Julian Bond, NAACP chairman from 1998 until 2010, routinely called the entire Republican Party racist and fascist -- and got away with it. These outrageous attacks -- not unlike the waving of Bush/Hitler signs at anti-Bush rallies -- provoked no indignation from those now hyperventilating over the Tea Party's alleged "racist elements."

My book about the declining significance of racism in America, "What's Race Got to Do with It?" describes Bond's vulgar attacks against President George W. Bush: "(Bush) has selected nominees from the Taliban wing of American politics, appeased the wretched appetites of the extreme right wing, and chosen Cabinet officials whose devotion to the Confederacy is nearly canine in its uncritical affection." OK, this was before 9/11.

But in December 2001, three months after the terrorist attacks, Bond savaged Attorney General John Ashcroft: "He knows something about the Taliban, coming from, as he does, from that wing of American politics." And in June 2004, at a Take Back America conference, Bond said, "(Republicans) draw their most rabid supporters from the Taliban wing of American politics." And speaking at historically black Fayetteville State University in North Carolina, Bond said, "The Republican Party would have the American flag and the swastika flying side by side."

Is it not racist to brand the entire GOP racist because an "insufficient" number of blacks chose to join it?

Despite America's obvious progress toward the Rev. Martin Luther King's vision of a colorblind society, Bond chose fighting racism as the NAACP's No. 1 priority: "We want (the NAACP) to be a social justice organization. ... Our mission is to fight racial discrimination and provide social justice. ... We deal with the beast itself. ... It is popular to say that we are in a post-civil rights period, but we don't believe that."

By "the beast," Bond meant anti-black racism.

He wasn't referring to issues that today threaten the prosperity, safety and integrity of the "black community" far more than does "the beast": high urban dropout rates; the opposition to vouchers, which allows the continued near monopoly of underperforming inner-city government schools; the inability of workers to deposit their Social Security contributions into personal savings and investment accounts; teen pregnancy; never-wed fathers and never-wed mothers dependent upon government; the misguided endorsement of race-based college admissions, which lead to a disproportionately high dropout rate; and crime.

The leadership of the NAACP chooses to remain in a time warp.
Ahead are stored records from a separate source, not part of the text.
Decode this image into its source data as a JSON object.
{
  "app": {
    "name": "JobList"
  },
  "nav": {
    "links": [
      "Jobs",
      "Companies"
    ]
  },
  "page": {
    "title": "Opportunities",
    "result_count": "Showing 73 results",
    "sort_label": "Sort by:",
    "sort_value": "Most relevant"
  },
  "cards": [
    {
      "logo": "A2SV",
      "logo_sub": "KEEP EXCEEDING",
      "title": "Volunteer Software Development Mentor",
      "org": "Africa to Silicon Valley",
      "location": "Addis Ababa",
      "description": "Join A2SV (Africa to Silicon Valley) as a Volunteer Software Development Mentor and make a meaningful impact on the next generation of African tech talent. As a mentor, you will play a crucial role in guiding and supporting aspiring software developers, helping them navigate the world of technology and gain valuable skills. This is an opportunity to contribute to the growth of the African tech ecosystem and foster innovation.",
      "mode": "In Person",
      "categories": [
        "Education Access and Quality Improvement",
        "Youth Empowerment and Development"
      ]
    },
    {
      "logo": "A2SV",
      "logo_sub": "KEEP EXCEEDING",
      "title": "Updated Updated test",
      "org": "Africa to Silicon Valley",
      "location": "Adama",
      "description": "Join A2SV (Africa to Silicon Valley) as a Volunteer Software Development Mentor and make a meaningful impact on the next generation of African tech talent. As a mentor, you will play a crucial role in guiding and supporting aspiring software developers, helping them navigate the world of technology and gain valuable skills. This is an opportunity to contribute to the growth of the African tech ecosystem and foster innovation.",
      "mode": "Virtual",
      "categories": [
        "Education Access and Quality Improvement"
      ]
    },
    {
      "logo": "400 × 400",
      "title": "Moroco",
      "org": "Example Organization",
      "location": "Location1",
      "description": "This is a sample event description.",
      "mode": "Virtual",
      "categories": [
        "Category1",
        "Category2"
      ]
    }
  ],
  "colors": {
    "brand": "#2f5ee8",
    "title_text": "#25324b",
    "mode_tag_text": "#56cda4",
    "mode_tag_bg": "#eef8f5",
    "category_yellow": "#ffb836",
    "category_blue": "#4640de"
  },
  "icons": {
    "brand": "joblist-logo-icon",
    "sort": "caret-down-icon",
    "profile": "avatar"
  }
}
Its use of the race card as a weapon and a shield is cynical and manipulative, designed to keep the organization in the headlines without the need to redefine its priorities and policies.

In the '60s, NAACP member Prentice McKinney fought for civil rights in Milwaukee. "Back then," he said, "the enemy was clear; it was white racists and racist police officers. It was a legalized system of segregation. And so the challenge was between the white establishment and the African-American population." But after a long and often ugly struggle for racial equality, this is a different and better America. "Today," McKinney said, "the African-American population is being destroyed by its own youth ... an enemy from within. You have a population of older African-Americans ... who are now afraid of the children in their own neighborhoods." Addressing this is hard. It invites an accusation of "blaming the victim." Far easier to cry, "Racism!"

In 1911, Booker T. Washington said: "There is (a) class of colored people who make a business of keeping the troubles, the wrongs and the hardships of the Negro race before the public. Having learned that they are able to make a living out of their troubles, they have grown into the settled habit of advertising their wrongs -- partly because they want sympathy and partly because it pays. Some of these people do not want the Negro to lose his grievances, because they do not want to lose their jobs. ... There is a certain class of race-problem solvers who don't want the patient to get well, because as long as the disease holds out they have not only an easy means of making a living, but also an easy medium through which to make themselves prominent before the public."

Some things never change. Some people don't want them to.